Session 2 Flashcards
(34 cards)
Academic writing
Is formulaic. It is about research conversations.
Finding literature - backwards
Looking at the reference list identifies important studies on which the focal study builds - cited refs.
Finding literature - forward
identifies cutting-edge work (times cited).
Structuring
- Sections (intro, theory, methods, discussion)
- Subsections, e.g. what we know, what we do not know, what I do, what it solves, and why it is important
- Paragraphs (number, main idea, logical sequencing)
- First and last sentence of each paragraph
- Evidence/arguments within paragraph (making sure they contribute to only one idea, i.e. one paragraph, one thought)
Common structure Qualitative research
Introduction - methods - findings - theory - interpretation - conclusion
Common structure Quantitative research
introduction - Theoretical background - methods and data - results - discussion - conclusion
Research Setting
- In what social setting is the research conducted?
- Why is this setting appropriate for your study?
Research Design
- What data do you use to answer your question?
- How do you analyze the data?
Qualitative research
- data are typically not in numerical form, but textual, visual, audio.
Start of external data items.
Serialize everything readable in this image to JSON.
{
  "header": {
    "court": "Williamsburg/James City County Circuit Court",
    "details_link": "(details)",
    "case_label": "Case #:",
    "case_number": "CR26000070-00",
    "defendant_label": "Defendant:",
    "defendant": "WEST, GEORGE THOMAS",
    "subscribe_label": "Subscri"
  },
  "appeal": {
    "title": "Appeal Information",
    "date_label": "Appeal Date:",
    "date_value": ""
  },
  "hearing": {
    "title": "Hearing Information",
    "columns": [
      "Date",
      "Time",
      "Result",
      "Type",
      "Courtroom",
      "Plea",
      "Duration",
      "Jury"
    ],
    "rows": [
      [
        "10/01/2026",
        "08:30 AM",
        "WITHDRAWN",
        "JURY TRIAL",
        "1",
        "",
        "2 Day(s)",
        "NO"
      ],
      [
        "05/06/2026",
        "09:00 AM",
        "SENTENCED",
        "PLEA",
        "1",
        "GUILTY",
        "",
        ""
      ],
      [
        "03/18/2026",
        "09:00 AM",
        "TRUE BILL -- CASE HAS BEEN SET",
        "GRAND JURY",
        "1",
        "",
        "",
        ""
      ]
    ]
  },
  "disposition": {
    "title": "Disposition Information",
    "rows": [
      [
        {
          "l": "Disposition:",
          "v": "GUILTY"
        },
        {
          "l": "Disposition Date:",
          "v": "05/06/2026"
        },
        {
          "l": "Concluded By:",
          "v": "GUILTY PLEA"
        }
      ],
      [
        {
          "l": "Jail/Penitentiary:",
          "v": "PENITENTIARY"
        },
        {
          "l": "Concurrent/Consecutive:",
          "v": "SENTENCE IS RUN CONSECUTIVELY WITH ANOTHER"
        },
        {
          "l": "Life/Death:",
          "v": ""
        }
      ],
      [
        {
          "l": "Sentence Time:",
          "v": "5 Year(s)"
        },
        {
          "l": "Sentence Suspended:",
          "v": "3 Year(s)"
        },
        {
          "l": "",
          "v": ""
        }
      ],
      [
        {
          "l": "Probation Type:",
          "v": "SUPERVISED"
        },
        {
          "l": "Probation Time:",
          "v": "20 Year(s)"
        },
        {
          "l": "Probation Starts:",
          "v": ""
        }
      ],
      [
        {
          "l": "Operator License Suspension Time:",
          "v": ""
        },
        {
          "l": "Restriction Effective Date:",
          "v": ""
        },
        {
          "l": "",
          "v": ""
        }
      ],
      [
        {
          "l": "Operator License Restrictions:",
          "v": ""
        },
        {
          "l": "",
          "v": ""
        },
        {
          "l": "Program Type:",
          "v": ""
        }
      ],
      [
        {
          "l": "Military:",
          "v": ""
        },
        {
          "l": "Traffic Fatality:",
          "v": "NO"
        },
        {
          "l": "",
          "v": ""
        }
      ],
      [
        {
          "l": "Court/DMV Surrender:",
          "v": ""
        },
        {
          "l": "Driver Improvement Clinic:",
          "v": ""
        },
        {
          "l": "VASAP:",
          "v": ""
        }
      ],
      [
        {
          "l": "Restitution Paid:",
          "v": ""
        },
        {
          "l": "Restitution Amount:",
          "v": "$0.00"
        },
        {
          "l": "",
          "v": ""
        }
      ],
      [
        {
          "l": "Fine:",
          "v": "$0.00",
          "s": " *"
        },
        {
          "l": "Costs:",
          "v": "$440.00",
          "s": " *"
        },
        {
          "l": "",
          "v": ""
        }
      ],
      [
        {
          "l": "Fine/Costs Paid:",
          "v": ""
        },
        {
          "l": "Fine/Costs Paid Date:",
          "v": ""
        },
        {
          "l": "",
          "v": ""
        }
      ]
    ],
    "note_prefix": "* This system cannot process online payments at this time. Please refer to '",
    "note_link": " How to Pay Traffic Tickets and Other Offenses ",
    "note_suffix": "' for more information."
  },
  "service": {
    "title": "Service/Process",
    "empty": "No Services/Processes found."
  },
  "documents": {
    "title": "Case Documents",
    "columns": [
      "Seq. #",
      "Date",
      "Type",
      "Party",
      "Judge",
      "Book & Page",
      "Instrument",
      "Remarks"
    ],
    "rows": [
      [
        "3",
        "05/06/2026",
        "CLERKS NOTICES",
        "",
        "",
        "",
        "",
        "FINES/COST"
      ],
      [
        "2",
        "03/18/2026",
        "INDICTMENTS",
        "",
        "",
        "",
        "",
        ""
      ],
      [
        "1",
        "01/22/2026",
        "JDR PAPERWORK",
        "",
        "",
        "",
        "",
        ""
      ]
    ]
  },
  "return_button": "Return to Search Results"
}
Analyses are more verbal/rhetorical in nature.
- tend to be process-focused
- there is a focus on the why or how; deep, embedded understanding of the phenomenon of interest.
Quantitative research
- data are typically in numerical form. Analyses are inferential in nature (regression- based, explaining variation)
- research obtain statistical evidence to support or reject hypotheses.
- the focus is on the strength of relationships between concepts. The mechanisms are theorized, but often not explicitly tested.
Different ideas of replication and transparency
- In quantitative work, you need to report your steps in such a way that a person with the same data would get the same results. Reproducibility is at the heart of the scientific enterprise.
- In qualitative work, one might even argue that the same person with the same data does not need to come to the same results.
- For both, there is a common aim for trustworthiness and integrity.
Dependability
Explain and justify methodological choices and/or interpretations in detail
Confirmability
Neutrality: Results should not be caused by researcher bias, motivation or interest.
Credibility
Confidence in the truth of the result, i.e. not simply wrong
population
The total set of observations of interest to your study. E.g., all firms.
sample
The subset of the population that you empirically study. E.g., Dutch firms in the IT industry, active right now.
Sampling
The process of selecting units (e.g., people, organizations) from a population
Unit of analysis
The major entity that is being analyzed. E.g., firm, individual, group, dyad.
Ecological Fallacy
Drawing conclusions about individuals based on group data
Exception fallacy
Drawing conclusions about a group based on exceptional cases.
Primary Data
refers to data that is hand-collected specifically for your research:
- Qualitative example: Interviews
- Quantitative example: Survey data
Secondary data
Refers to pre-existing data that can be used for your research:
- Qualitative example: Internal memos - Quantitative example: Archival data
Cross-sectional data
Refers to a sample taken at a single point in time.
Longitudinal data
refers to observations over time:
- Repeated/pooled cross-sections: New cross- sections every time.
- Time series: Observations of a variable over time (underlying sample may change, common in finance).
- Panel data: Time-series for each cross- sectional member. This is often seen as the gold standard.